DES MOINES — Advocates for a moratorium on large livestock confinements warned time is running out for Iowa, but conceded it’s unlikely the Republican-controlled Iowa Legislature will approve their proposal.
“We have spent decades asking for incremental change to address the issue of the factory farm industry,” Emma Schmit of Food and Water Watch said Feb. 9 at a virtual news conference called by supporters of House File 440.
House Speaker Pat Grassley, R-New Hartford, has declared the bill “dead on arrival.”
“The speaker has been consistent on this point: You can’t begin a conversation on this issue with one of the most radical proposals there is,” Grassley spokeswoman Melissa Deatsch said.
Rep. Art Staed, D-Cedar Rapids, and 18 others have co-sponsored HF 440 calling for a moratorium on expansion of Concentrated Animal Feeding Operations, or CAFOs, “because the relentless expansion of these large operation poses threats to our health, our air quality and our drinking water.”
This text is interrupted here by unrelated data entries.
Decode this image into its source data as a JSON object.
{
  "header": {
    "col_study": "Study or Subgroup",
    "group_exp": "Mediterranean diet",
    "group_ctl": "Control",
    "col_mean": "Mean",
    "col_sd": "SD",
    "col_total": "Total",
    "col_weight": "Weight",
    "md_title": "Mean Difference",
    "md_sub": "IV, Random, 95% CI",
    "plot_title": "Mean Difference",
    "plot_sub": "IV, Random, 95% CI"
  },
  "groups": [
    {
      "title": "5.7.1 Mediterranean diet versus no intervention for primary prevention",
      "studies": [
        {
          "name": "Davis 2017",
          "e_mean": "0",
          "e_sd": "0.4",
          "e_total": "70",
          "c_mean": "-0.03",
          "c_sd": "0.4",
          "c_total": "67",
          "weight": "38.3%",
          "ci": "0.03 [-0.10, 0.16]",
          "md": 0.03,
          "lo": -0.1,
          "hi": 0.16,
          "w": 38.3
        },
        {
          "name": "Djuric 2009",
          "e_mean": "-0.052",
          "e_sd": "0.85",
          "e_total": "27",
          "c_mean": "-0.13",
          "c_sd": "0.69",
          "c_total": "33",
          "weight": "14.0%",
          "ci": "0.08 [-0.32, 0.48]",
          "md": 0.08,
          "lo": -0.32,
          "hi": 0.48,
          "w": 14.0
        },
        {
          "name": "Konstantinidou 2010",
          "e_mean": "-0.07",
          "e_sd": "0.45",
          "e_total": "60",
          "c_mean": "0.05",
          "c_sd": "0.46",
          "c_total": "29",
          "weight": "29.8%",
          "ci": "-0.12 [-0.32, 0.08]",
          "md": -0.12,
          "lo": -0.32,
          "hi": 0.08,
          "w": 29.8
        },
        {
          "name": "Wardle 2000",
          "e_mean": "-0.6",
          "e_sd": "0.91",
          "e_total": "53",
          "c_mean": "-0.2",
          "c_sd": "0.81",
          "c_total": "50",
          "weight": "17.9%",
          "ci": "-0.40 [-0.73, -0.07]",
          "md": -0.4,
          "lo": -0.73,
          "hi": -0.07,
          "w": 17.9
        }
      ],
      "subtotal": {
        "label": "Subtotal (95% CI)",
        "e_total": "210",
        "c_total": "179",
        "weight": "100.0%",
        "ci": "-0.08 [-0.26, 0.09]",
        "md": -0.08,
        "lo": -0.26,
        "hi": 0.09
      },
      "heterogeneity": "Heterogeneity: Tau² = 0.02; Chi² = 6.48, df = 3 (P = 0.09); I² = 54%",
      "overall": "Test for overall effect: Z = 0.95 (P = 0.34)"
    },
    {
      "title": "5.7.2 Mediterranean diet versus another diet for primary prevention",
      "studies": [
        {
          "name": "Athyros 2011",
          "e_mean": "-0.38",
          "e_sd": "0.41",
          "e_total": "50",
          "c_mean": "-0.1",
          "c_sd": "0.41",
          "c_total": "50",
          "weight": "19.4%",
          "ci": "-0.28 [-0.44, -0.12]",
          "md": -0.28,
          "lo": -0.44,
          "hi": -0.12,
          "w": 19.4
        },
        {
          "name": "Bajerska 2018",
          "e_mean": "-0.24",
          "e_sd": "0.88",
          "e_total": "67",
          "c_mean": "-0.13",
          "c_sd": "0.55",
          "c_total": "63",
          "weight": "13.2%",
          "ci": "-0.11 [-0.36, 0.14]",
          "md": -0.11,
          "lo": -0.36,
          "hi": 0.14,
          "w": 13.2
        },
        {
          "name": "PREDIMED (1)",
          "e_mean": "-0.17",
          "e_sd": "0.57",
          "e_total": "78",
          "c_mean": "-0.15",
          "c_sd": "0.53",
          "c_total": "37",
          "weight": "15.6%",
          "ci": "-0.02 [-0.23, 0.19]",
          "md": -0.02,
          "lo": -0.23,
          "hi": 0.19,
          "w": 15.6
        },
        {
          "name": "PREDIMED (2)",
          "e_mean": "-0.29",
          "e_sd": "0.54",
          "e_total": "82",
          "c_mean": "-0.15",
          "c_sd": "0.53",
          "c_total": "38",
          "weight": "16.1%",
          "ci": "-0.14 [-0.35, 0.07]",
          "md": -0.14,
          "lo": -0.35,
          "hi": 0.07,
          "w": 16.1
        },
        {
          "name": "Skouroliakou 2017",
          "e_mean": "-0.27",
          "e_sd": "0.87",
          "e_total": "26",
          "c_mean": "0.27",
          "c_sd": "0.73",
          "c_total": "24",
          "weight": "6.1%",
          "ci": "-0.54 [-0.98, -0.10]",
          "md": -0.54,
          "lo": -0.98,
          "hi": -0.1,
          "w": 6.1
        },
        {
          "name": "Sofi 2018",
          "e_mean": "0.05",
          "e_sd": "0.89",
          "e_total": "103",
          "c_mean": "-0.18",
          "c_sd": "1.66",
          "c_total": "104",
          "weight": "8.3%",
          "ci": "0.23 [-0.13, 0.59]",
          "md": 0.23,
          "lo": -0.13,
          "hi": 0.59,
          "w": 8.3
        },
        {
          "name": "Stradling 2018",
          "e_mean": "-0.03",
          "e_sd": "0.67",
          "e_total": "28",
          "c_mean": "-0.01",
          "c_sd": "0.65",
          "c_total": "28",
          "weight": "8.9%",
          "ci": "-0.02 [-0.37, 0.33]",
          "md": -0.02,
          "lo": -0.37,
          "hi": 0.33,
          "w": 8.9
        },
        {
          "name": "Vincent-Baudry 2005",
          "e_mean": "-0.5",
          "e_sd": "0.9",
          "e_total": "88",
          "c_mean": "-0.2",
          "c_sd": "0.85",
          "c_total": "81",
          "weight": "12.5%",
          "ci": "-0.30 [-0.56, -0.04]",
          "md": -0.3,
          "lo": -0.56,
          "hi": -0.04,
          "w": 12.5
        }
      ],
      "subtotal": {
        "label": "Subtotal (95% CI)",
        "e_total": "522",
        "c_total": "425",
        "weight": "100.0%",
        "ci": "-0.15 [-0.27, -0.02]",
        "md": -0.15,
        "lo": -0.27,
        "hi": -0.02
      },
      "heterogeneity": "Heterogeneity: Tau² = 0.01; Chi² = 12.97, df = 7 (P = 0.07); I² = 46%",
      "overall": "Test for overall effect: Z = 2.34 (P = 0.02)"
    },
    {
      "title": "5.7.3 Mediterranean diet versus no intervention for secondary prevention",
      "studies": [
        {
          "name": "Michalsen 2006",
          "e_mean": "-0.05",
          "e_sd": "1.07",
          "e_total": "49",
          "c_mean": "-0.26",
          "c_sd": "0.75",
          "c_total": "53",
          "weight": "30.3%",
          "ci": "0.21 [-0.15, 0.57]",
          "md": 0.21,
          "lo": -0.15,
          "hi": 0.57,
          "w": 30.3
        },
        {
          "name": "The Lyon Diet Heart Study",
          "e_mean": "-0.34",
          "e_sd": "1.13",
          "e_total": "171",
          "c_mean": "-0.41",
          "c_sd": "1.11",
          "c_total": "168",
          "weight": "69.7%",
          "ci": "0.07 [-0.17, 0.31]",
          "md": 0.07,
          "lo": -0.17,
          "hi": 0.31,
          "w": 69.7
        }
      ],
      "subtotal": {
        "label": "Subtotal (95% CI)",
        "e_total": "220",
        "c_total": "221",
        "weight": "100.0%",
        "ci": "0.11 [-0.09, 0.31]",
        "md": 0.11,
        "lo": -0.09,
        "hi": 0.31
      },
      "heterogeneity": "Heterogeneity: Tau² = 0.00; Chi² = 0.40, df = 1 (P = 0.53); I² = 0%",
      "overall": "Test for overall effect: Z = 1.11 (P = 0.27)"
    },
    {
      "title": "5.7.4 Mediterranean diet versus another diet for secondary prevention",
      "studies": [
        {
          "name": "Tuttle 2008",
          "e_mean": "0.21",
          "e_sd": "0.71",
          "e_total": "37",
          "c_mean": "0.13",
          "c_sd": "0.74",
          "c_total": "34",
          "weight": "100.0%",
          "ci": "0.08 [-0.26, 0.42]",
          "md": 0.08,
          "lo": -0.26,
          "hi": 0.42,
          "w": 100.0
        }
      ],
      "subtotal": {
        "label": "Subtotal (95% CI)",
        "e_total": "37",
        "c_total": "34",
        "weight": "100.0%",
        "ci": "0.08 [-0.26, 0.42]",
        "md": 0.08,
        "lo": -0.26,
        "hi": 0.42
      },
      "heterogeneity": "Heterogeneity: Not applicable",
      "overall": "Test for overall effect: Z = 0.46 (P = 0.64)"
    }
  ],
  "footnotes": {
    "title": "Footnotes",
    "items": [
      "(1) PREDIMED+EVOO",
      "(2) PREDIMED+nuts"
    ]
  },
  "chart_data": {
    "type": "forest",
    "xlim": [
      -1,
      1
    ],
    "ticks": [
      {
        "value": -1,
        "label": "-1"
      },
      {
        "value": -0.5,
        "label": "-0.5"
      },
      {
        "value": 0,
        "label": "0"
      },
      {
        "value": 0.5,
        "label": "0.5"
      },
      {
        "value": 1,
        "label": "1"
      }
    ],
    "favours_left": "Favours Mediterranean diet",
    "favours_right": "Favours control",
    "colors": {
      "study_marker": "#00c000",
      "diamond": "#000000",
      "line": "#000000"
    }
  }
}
“It’s past time for the Legislature to act,” Staed said. “Ignoring the increasing threat to the health of our rural farms and communities, the threat to our quality of life and the threat to our fragile environment can no longer be business as usual here at the Capitol.”
However, Sen. Claire Celsi, D-West Des Moines, who has introduced similar bills in the past, acknowledged that the bill “has no chance” of approval.
“We need better communication, I think, from rural residents to their rural, mostly Republican representatives,” she said.
HF 440 has not been assigned to a subcommittee for a hearing.